LISTA B/Escola Solano de Abreu – “Mudança” é a palavra chave

“Gostamos de nos referir ao Parlamento dos Jovens como o projeto onde as nossas palavras também são ouvidas, onde as nossas ideias também contam, onde os tormentos da sociedade são minimizados”, disse ao mediotejo.net, por sua vez, Luísa Maria, a representante da lista B da escola Solano de Abreu.

A jovem estudante lembrou que o Parlamento dos Jovens “é um projeto que teve início há pouco menos de 20 anos com a grande iniciativa e apoio, daquele a podemos chamar o nosso grande mentor, Parlamento Português”, tendo feito notar que “cada ano letivo é nos dado um tema ou dizendo melhor, um problema, com que a sociedade portuguesa e o país se deparam”, dando conta da importância da palavra “mudança” para a temática deste ano.

“Mudança é um ato que exige trabalho, esforço e dedicação, não sendo, por isso, um ato isolado.

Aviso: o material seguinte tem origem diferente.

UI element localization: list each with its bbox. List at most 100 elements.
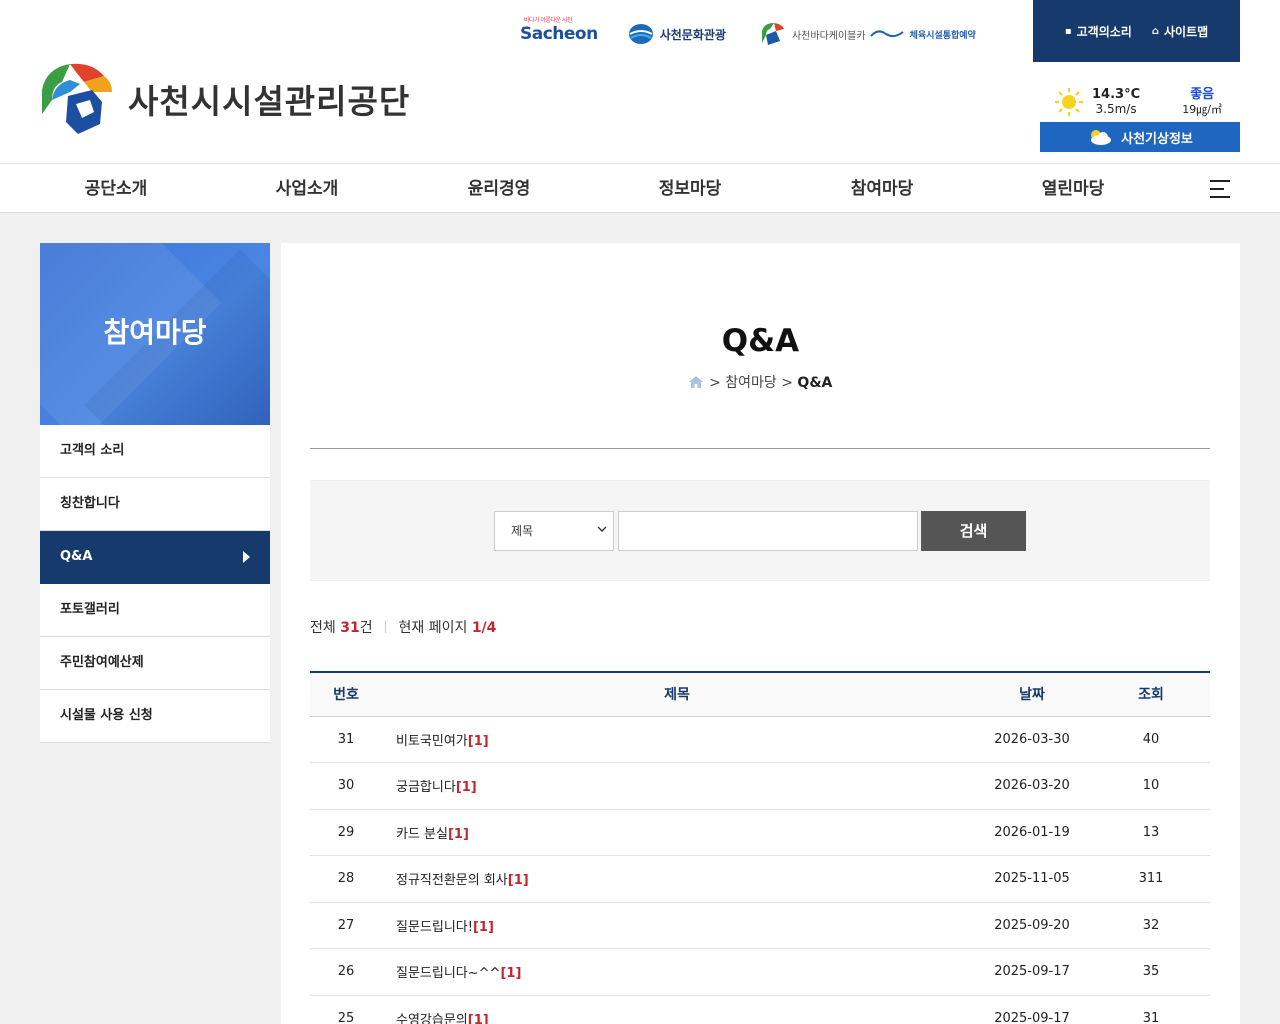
row-subject: 궁금합니다	[396, 780, 456, 796]
divider	[310, 448, 1210, 449]
sacheon-city-link[interactable]: 바다가 아름다운 사천 Sacheon	[520, 17, 598, 44]
arrow-right-icon	[243, 551, 250, 563]
column-header-number: 번호	[310, 671, 382, 717]
table-row: 25 수영강습문의[1] 2025-09-17 31	[310, 995, 1210, 1024]
cable-car-label: 사천바다케이블카	[791, 30, 866, 42]
page-value: 1/4	[471, 620, 497, 636]
logo-text: 사천시시설관리공단	[128, 82, 411, 121]
weather-widget: 14.3°C 3.5m/s 좋음 19㎍/㎥ 사천기상정보	[1040, 84, 1240, 152]
column-header-subject: 제목	[382, 671, 972, 717]
column-header-views: 조회	[1092, 671, 1210, 717]
weather-info-label: 사천기상정보	[1121, 131, 1193, 147]
comment-count: [1]	[447, 826, 469, 842]
total-unit: 건	[359, 620, 373, 636]
row-date: 2025-11-05	[972, 855, 1092, 903]
row-views: 40	[1092, 716, 1210, 763]
breadcrumb-parent[interactable]: 참여마당	[725, 375, 777, 391]
wave-icon	[869, 30, 904, 38]
document-icon: ▪	[1064, 25, 1072, 37]
table-row: 27 질문드립니다![1] 2025-09-20 32	[310, 902, 1210, 949]
table-row: 28 정규직전환문의 회사[1] 2025-11-05 311	[310, 855, 1210, 903]
sacheon-slogan: 바다가 아름다운 사천	[524, 17, 573, 24]
cloud-icon	[1091, 130, 1112, 145]
row-views: 31	[1092, 995, 1210, 1024]
row-date: 2025-09-17	[972, 995, 1092, 1024]
row-number: 26	[310, 948, 382, 996]
row-date: 2025-09-20	[972, 902, 1092, 949]
lnb-item-label: 주민참여예산제	[60, 655, 144, 670]
search-field-select[interactable]: 제목	[494, 511, 614, 551]
lnb-item-label: 칭찬합니다	[60, 496, 120, 511]
sitemap-label: 사이트맵	[1163, 24, 1209, 39]
row-number: 29	[310, 809, 382, 856]
row-date: 2026-01-19	[972, 809, 1092, 856]
divider	[385, 621, 387, 633]
search-button[interactable]: 검색	[921, 511, 1026, 551]
row-subject-link[interactable]: 수영강습문의[1]	[382, 995, 972, 1024]
section-title-banner: 참여마당	[40, 243, 270, 425]
main-navigation: 공단소개 사업소개 윤리경영 정보마당 참여마당 열린마당	[0, 163, 1280, 213]
comment-count: [1]	[467, 1012, 489, 1024]
comment-count: [1]	[500, 966, 522, 982]
fine-dust-value: 19㎍/㎥	[1182, 103, 1222, 116]
cable-car-link[interactable]: 사천바다케이블카	[756, 21, 866, 47]
row-subject-link[interactable]: 정규직전환문의 회사[1]	[382, 855, 972, 903]
gnb-item-business[interactable]: 사업소개	[232, 164, 382, 214]
row-subject-link[interactable]: 질문드립니다~^^[1]	[382, 948, 972, 996]
row-views: 13	[1092, 809, 1210, 856]
search-input[interactable]	[618, 511, 918, 551]
row-date: 2026-03-20	[972, 762, 1092, 810]
home-icon[interactable]	[688, 376, 703, 388]
family-site-links: 바다가 아름다운 사천 Sacheon 사천문화관광 사천바다케이블카 체육시설…	[520, 14, 1006, 54]
table-header-row: 번호 제목 날짜 조회	[310, 671, 1210, 717]
total-label: 전체	[310, 620, 336, 636]
breadcrumb-current: Q&A	[797, 375, 833, 391]
gnb-item-participation[interactable]: 참여마당	[807, 164, 957, 214]
customer-voice-link[interactable]: ▪ 고객의소리	[1065, 23, 1132, 40]
customer-voice-label: 고객의소리	[1076, 24, 1132, 39]
hamburger-icon[interactable]	[1210, 180, 1230, 198]
row-subject-link[interactable]: 질문드립니다![1]	[382, 902, 972, 949]
row-subject-link[interactable]: 궁금합니다[1]	[382, 762, 972, 810]
chevron-down-icon	[597, 526, 607, 532]
row-views: 35	[1092, 948, 1210, 996]
gnb-item-open[interactable]: 열린마당	[998, 164, 1148, 214]
row-subject-link[interactable]: 카드 분실[1]	[382, 809, 972, 856]
column-header-date: 날짜	[972, 671, 1092, 717]
row-date: 2025-09-17	[972, 948, 1092, 996]
culture-tour-label: 사천문화관광	[659, 27, 726, 42]
weather-info-button[interactable]: 사천기상정보	[1040, 122, 1240, 152]
comment-count: [1]	[455, 780, 477, 796]
row-subject: 정규직전환문의 회사	[396, 873, 508, 889]
lnb-item-participatory-budget[interactable]: 주민참여예산제	[40, 637, 270, 690]
row-subject-link[interactable]: 비토국민여가[1]	[382, 716, 972, 763]
lnb-item-customer-voice[interactable]: 고객의 소리	[40, 425, 270, 478]
comment-count: [1]	[507, 873, 529, 889]
row-views: 32	[1092, 902, 1210, 949]
culture-tour-logo-icon	[628, 24, 653, 44]
lnb-item-photo-gallery[interactable]: 포토갤러리	[40, 584, 270, 637]
site-logo[interactable]: 사천시시설관리공단	[40, 62, 410, 136]
qna-table: 번호 제목 날짜 조회 31 비토국민여가[1] 2026-03-30 40 3…	[310, 671, 1210, 1024]
corporation-logo-mark-icon	[42, 63, 112, 134]
gnb-item-ethics[interactable]: 윤리경영	[424, 164, 574, 214]
breadcrumb-separator: >	[781, 375, 793, 391]
sitemap-link[interactable]: ⌂ 사이트맵	[1152, 23, 1208, 40]
row-views: 311	[1092, 855, 1210, 903]
culture-tour-link[interactable]: 사천문화관광	[628, 23, 726, 45]
lnb-item-facility-request[interactable]: 시설물 사용 신청	[40, 690, 270, 743]
sports-booking-link[interactable]: 체육시설통합예약	[869, 28, 976, 41]
air-quality-grade: 좋음	[1190, 87, 1215, 102]
sub-menu-list: 고객의 소리 칭찬합니다 Q&A 포토갤러리 주민참여예산제 시설물 사용 신청	[40, 425, 270, 743]
lnb-item-praise[interactable]: 칭찬합니다	[40, 478, 270, 531]
utility-menu: ▪ 고객의소리 ⌂ 사이트맵	[1033, 0, 1240, 62]
gnb-item-info[interactable]: 정보마당	[615, 164, 765, 214]
row-subject: 질문드립니다~^^	[396, 966, 501, 982]
section-title: 참여마당	[103, 316, 207, 349]
gnb-item-about[interactable]: 공단소개	[41, 164, 191, 214]
table-row: 26 질문드립니다~^^[1] 2025-09-17 35	[310, 948, 1210, 996]
lnb-item-qna[interactable]: Q&A	[40, 531, 270, 584]
sports-booking-label: 체육시설통합예약	[909, 30, 976, 41]
search-panel: 제목 검색	[310, 480, 1210, 581]
table-row: 31 비토국민여가[1] 2026-03-30 40	[310, 716, 1210, 763]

Assim, neste projeto, essa é a chave e é a motivação que temos para trabalhar e defender aquilo em que acreditamos, criticando e construindo assim um país e uma sociedade melhor”.

“Violência doméstica, algo tão “normal” e tão “animal”. É o problema com o qual, este ano, a nossa lista se depara e o qual tentaremos minimizar a todos os custos pois uma vítima são vítimas a mais!”, conclui Luísa Maria, representante da lista B.

A ‘violência doméstica e no namoro’ é o tema em debate na edição deste ano do Programa Parlamento dos Jovens, desafio comum lançado aos jovens estudantes do ensino básico e do ensino secundário de todo o país.